I am using sklearn.svm.svc from scikit-learn to do binary classification. I am using its predict_proba() function to get probability estimates. Can anyone tell me how predict_proba() internally calculates the probability?
Scikit-learn uses LibSVM internally, and this in turn uses Platt scaling, as detailed in this note by the LibSVM authors, to calibrate the SVM to produce probabilities in addition to class predictions.
Platt scaling requires first training the SVM as usual, then optimizing parameter vectors A and B such that
P(y|X) = 1 / (1 + exp(A * f(X) + B))
where f(X) is the signed distance of a sample from the hyperplane (scikit-learn's decision_function method). You may recognize the logistic sigmoid in this definition, the same function that logistic regression and neural nets use for turning decision functions into probability estimates.

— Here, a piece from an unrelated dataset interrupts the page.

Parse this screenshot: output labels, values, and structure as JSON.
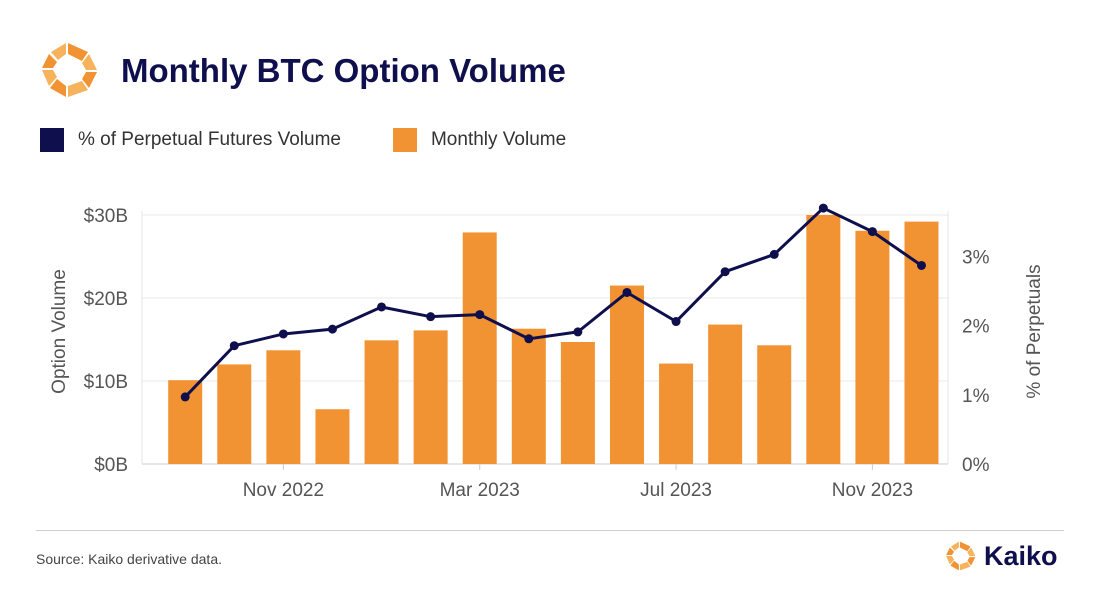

Mind you: the B parameter, the "intercept" or "bias" or whatever you like to call it, can cause predictions based on probability estimates from this model to be inconsistent with the ones you get from the SVM decision function f. E.g. suppose that f(X) = 10, then the prediction for X is positive; but if B = -9.9 and A = 1, then P(y|X) = .475. I'm pulling these numbers out of thin air, but you've noticed that this can occur in practice.
Effectively, Platt scaling trains a probability model on top of the SVM's outputs under a cross-entropy loss function. To prevent this model from overfitting, it uses an internal five-fold cross validation, meaning that training SVMs with probability=True can be quite a lot more expensive than a vanilla, non-probabilistic SVM.
Actually I found a slightly different answer that they used this code to convert decision value to probability
'double fApB = decision_value*A+B;
if (fApB >= 0)
return Math.exp(-fApB)/(1.0+Math.exp(-fApB));
else
return 1.0/(1+Math.exp(fApB)) ;'
Here A and B values can be found in the model file (probA and probB).
It offers a way to convert probability to decision value and thus to hinge loss.
Use that ln(0) = -200.